Do you buy chance have model numbers I should be looking at? I have a 809, nothing else.


----------



## Jungle Jack (Jul 28, 2009)

Hello,
I would go to the Dealers for these Speakers, but Paradigm's Studio Series, PSB's Imagine or Image Series, B&W's CM Series, perhaps 600 Series, and the Klipsch Reference Series are the lines that would come closest to meeting your budget.
Cheers,
JJ


----------



## 03SONIC (Jan 23, 2012)

Jungle Jack said:


> Hello,
> I would go to the Dealers for these Speakers, but Paradigm's Studio Series, PSB's Imagine or Image Series, B&W's CM Series, perhaps 600 Series, and the Klipsch Reference Series are the lines that would come closest to meeting your budget.
> Cheers,
> JJ


I am having a hard time with the manufactures you list finding a complete system. By chance any of you guys have links to complete systems. The only reason I ask is, how many speakers do I need, the series.


----------



## Jungle Jack (Jul 28, 2009)

03SONIC said:


> I am having a hard time with the manufactures you list finding a complete system. By chance any of you guys have links to complete systems.
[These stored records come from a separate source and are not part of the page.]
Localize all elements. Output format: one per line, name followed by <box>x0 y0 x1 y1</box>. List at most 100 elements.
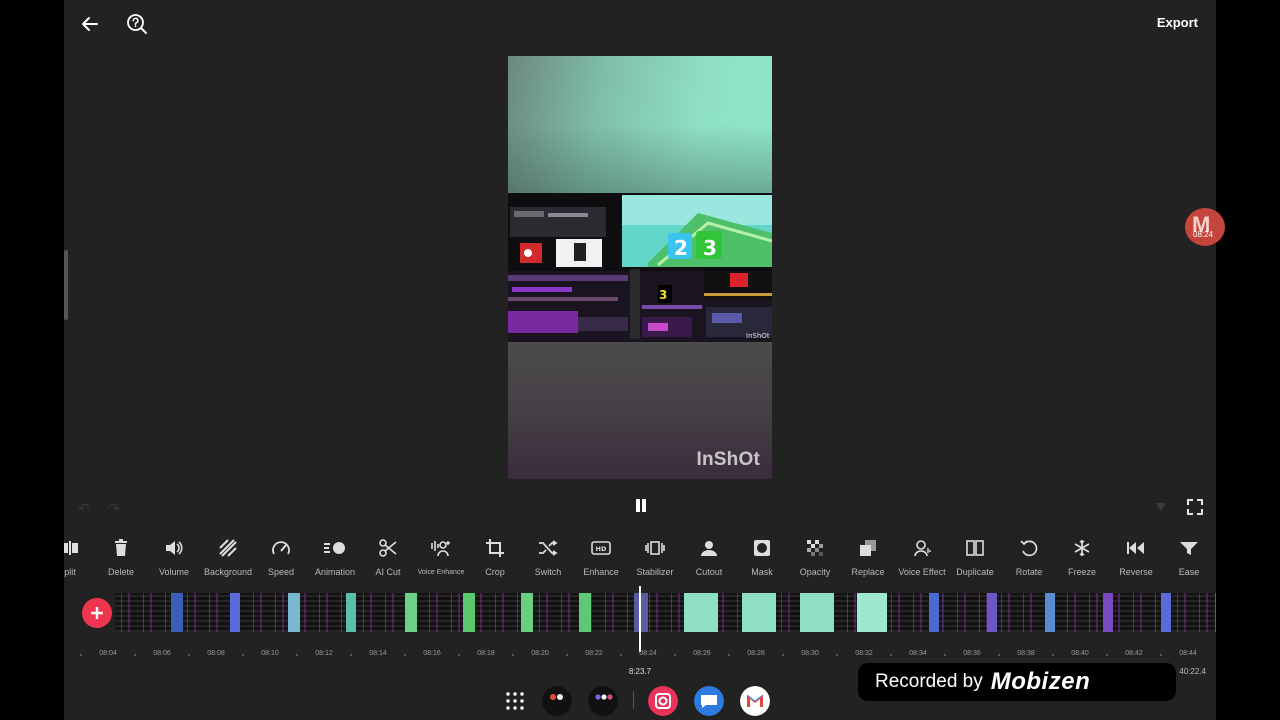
gmail-app-icon[interactable] <box>740 686 770 716</box>
tool-label: Reverse <box>1119 567 1153 577</box>
app-folder-icon[interactable] <box>588 686 618 716</box>
clip-frame <box>1161 593 1171 632</box>
tool-background[interactable]: Background <box>201 536 255 577</box>
keyframe-icon[interactable] <box>1154 500 1168 514</box>
time-tick: 08:16 <box>423 650 441 657</box>
tool-opacity[interactable]: Opacity <box>788 536 842 577</box>
cutout-icon <box>698 536 720 560</box>
svg-text:HD: HD <box>596 545 607 553</box>
tool-label: Delete <box>107 567 134 577</box>
playhead[interactable] <box>639 586 641 652</box>
time-tick: 08:22 <box>585 650 603 657</box>
clip-frame <box>346 593 356 632</box>
taskbar-divider <box>633 691 634 709</box>
tick-dot <box>890 654 892 656</box>
tool-speed[interactable]: Speed <box>254 536 308 577</box>
tool-volume[interactable]: Volume <box>147 536 201 577</box>
tool-mask[interactable]: Mask <box>735 536 789 577</box>
tool-voice-effect[interactable]: Voice Effect <box>895 536 949 577</box>
apps-grid-icon[interactable] <box>504 690 526 712</box>
clip-frame <box>987 593 997 632</box>
tool-crop[interactable]: Crop <box>468 536 522 577</box>
video-clip-track[interactable] <box>115 593 1216 632</box>
time-tick: 08:30 <box>801 650 819 657</box>
inshot-app-icon[interactable] <box>648 686 678 716</box>
tool-label: Background <box>203 567 253 577</box>
add-clip-button[interactable] <box>82 598 112 628</box>
tick-dot <box>836 654 838 656</box>
time-tick: 08:20 <box>531 650 549 657</box>
tool-rotate[interactable]: Rotate <box>1002 536 1056 577</box>
tool-label: Voice Effect <box>898 567 946 577</box>
tick-dot <box>404 654 406 656</box>
app-folder-icon[interactable] <box>542 686 572 716</box>
tool-freeze[interactable]: Freeze <box>1055 536 1109 577</box>
time-tick: 08:38 <box>1017 650 1035 657</box>
svg-text:3: 3 <box>659 288 667 302</box>
tick-dot <box>782 654 784 656</box>
back-button[interactable] <box>76 10 104 38</box>
tool-stabilizer[interactable]: Stabilizer <box>628 536 682 577</box>
speed-icon <box>270 536 292 560</box>
snowflake-icon <box>1071 536 1093 560</box>
clip-frame <box>929 593 939 632</box>
help-button[interactable] <box>123 10 151 38</box>
video-frame-image: 2 3 3 InShOt <box>508 193 772 342</box>
tool-cutout[interactable]: Cutout <box>682 536 736 577</box>
time-tick: 08:40 <box>1071 650 1089 657</box>
tick-dot <box>1160 654 1162 656</box>
messages-app-icon[interactable] <box>694 686 724 716</box>
tool-voice-enhance[interactable]: Voice Enhance <box>414 536 468 576</box>
tool-ease[interactable]: Ease <box>1162 536 1216 577</box>
tool-delete[interactable]: Delete <box>94 536 148 577</box>
tick-dot <box>512 654 514 656</box>
edit-toolbar: plit Delete Volume Background Speed Anim… <box>64 536 1216 582</box>
preview-blurred-top <box>508 56 772 193</box>
tool-replace[interactable]: Replace <box>841 536 895 577</box>
tool-duplicate[interactable]: Duplicate <box>948 536 1002 577</box>
tick-dot <box>566 654 568 656</box>
tick-dot <box>944 654 946 656</box>
ai-cut-icon <box>377 536 399 560</box>
tool-reverse[interactable]: Reverse <box>1109 536 1163 577</box>
pause-button[interactable] <box>634 498 648 514</box>
video-preview[interactable]: 2 3 3 InShOt InShOt <box>508 56 772 479</box>
time-tick: 08:06 <box>153 650 171 657</box>
background-icon <box>217 536 239 560</box>
clip-frame <box>1045 593 1055 632</box>
tick-dot <box>458 654 460 656</box>
export-button[interactable]: Export <box>1157 15 1198 30</box>
redo-icon[interactable]: ↷ <box>108 500 120 517</box>
shuffle-icon <box>537 536 559 560</box>
tick-dot <box>728 654 730 656</box>
tool-label: Volume <box>158 567 190 577</box>
tool-label: Voice Enhance <box>417 569 465 576</box>
inshot-watermark[interactable]: InShOt <box>697 449 760 471</box>
time-tick: 08:28 <box>747 650 765 657</box>
tool-switch[interactable]: Switch <box>521 536 575 577</box>
tool-label: Crop <box>485 567 505 577</box>
voice-enhance-icon <box>430 536 452 560</box>
tool-ai-cut[interactable]: AI Cut <box>361 536 415 577</box>
undo-icon[interactable]: ↶ <box>78 500 90 517</box>
clip-frame <box>288 593 300 632</box>
tool-enhance[interactable]: HD Enhance <box>574 536 628 577</box>
time-tick: 08:32 <box>855 650 873 657</box>
fullscreen-icon[interactable] <box>1186 498 1204 516</box>
tick-dot <box>242 654 244 656</box>
time-tick: 08:24 <box>639 650 657 657</box>
tool-label: Mask <box>751 567 773 577</box>
mobizen-logo: Mobizen <box>990 668 1091 695</box>
hd-icon: HD <box>590 536 612 560</box>
tool-animation[interactable]: Animation <box>308 536 362 577</box>
plus-icon <box>91 607 103 619</box>
time-tick: 08:10 <box>261 650 279 657</box>
clip-frame <box>857 593 887 632</box>
svg-text:2: 2 <box>674 236 688 260</box>
time-tick: 08:18 <box>477 650 495 657</box>
clip-frame <box>171 593 183 632</box>
duplicate-icon <box>964 536 986 560</box>
tool-split[interactable]: plit <box>64 536 97 577</box>
side-panel-handle[interactable] <box>64 250 68 320</box>
clip-frame <box>634 593 648 632</box>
The only reason I ask is, how many speakers do I need, the series.


Hello,
These are all Series with Center Channel Models, a range of Floorstanding and Monitor Speakers, and of Surround Speakers. With more expensive Speakers, they are not bundled together like you see in the lower range where you see 5.1 Speakers in a Box. Do go to DMC-Electronics.Com and you will see they have put together some 5.1 Packages on their own. Usually, the Salesperson will advise you on how to construct your HT.
Cheers,
JJ


----------